Synopsis:
Josie is at rock bottom, living a haunted existence after returning to her isolated hometown on the edge of the Forest of Dean. But the tall, dense pine trees are not the only things casting shadows across her skin.
When Josie stumbles across a decaying, ant-infested body in the woods, she plummets into a downward spiral, facing uncomfortable truths about the victim and her own past – all whilst battling a growing infestation of her mind . . . and her flesh.
Desperate to solve the case, Josie scratches the surface of an age-old mystery – a masked predator stalks the forest around Ellwood, a place deeply gripped by folklore. As the village prepares for its annual festival, Josie gets closer and closer to unveiling a monster, and begins to ask herself:
Are these dark crawling insects leading her to uncover the truth? Or is she their next victim?
Review:
“Itch!” by Gemma Amor is not a novel that merely gets under your skin, but settles and lays eggs there before getting to work at gnawing its way out again. It writhes and thrums and chews, scuttles, crawls. God, I’m upsetting myself just thinking about it. A festering, pink amalgam of a brutal whodunit, small town folk horror and so, so many ants, true to its title “Itch!” itches in every sense of the word- uncomfortable, insistent, unrelenting, perversely satisfying. A fetid, feminist head-on collision between “The Wicker Man,” Moshfegh’s “Death in her Hands,” and something with legs like “Invasive,” by Chuck Wendig, this is absolutely my favourite from Amor so far, and it’s out from Hodder & Stoughton October 9th if you’re ant-sy to read it… just bring bug spray.
We follow Josie who has returned to Gloucestershire following an abusive relationship. Her Dad has allowed her to move into the apartment, rent-free even, but is not the warmest man. Still, anything is an improvement from life with Lena. She has a modest routine, a nice job at the local pub, and a rather pleasant walk to get there each day. That fragile peace is shattered though when she finds Laurel Howell. Or what’s left of her… rotting, ant-infested Laurel Howell. With a dogged detective on her tail, and a relentless itch to scratch, Josie finds herself haunted, by the murder, by her past, and by the idea that something is burrowing under her skin.
In “Itch!” Amor takes a rare look at same-sex abusive relationships, and more broadly, how trauma can reshape a person and how they think. For much of the novel, Josie’s head is occupied by two voices, one of which is Lena’s. It’s an acidic and persistent voice that sparks doubt and erodes confidence. Amor confronts this fearlessly, with Josie missing the good and the bad. I think it’s this grieving, bleeding ambivalence that makes her feel so real, so honest. The other voice is not one that puts her down so much as it flings her forward, headfirst and blindly, and that is the voice of the ants. After Laurel, Josie becomes convinced they’re in her ears and pores and every possible opening, and it’s truly horrifying.

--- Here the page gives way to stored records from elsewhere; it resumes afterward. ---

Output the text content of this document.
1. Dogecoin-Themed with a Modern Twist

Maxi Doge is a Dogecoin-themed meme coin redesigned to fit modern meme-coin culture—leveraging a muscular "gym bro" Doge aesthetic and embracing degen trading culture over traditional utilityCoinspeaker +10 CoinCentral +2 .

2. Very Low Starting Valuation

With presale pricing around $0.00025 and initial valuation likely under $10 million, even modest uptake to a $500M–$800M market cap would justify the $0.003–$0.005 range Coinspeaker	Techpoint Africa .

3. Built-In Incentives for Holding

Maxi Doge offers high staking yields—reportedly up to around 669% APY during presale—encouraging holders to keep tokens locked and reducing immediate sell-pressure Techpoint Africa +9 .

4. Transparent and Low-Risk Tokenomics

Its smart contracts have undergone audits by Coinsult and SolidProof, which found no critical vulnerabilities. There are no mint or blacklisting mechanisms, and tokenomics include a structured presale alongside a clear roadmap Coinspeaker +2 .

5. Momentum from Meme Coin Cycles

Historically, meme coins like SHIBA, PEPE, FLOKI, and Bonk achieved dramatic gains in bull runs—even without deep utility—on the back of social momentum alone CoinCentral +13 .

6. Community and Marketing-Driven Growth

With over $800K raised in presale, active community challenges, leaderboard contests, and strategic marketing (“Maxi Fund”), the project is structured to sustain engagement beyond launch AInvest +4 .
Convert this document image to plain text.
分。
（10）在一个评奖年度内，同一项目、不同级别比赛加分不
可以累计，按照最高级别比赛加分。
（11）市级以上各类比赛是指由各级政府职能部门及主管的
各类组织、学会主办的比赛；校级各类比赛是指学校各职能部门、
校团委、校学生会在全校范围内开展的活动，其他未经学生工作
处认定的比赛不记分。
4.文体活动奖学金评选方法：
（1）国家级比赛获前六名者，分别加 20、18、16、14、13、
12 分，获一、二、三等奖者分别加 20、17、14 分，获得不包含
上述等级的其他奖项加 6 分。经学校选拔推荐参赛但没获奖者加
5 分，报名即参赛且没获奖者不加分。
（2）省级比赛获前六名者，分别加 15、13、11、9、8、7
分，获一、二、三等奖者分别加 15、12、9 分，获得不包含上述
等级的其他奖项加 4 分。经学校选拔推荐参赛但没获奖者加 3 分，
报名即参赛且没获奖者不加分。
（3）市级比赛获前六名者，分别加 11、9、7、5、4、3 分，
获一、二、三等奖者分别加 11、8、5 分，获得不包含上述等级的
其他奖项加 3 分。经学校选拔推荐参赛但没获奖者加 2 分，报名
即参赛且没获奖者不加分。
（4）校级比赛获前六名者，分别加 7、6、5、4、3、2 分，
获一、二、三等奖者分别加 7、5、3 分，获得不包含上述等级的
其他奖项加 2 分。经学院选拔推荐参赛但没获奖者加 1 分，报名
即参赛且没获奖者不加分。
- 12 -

The town of Ellwood, which I’m delighted to learn does actually exist and does actually have a devil’s march, has a rich lore only truly comprehended by Old Jacob, who was certainly a favourite character for me. What we learn from him is that the murder of Laurel Howell is not unique, and that there is a long sexist history entwined with the town and their annual march. The supernatural ideology is a vessel for the cultural. Women silenced, women shamed, and now women murdered. Amor explores this in tandem with the expectation that women should nurture and cook and clean, as demonstrated by the step back Josie’s dad takes when they lose her mother, in addition to bend and compromise and apologise. Amor acknowledges this before defying it through characters like Angela and Josie herself.
An arthropod-infested riot of rot and rage and ruin, “Lord of Misrule,” goes feral and pink in Gemma Amor’s “Itch!” Let’s see here, we have bad-ass female characters, in spite of a deeply sexist history that has been allowed to repeat itself, we have gorgeous prose and break-neck pacing, we have an ending that broke and surprised and satisfied me, AND, if all that wasn’t enough? A dog. Check, check, check, check. For lack of a better word, “Itch!” is a doozy.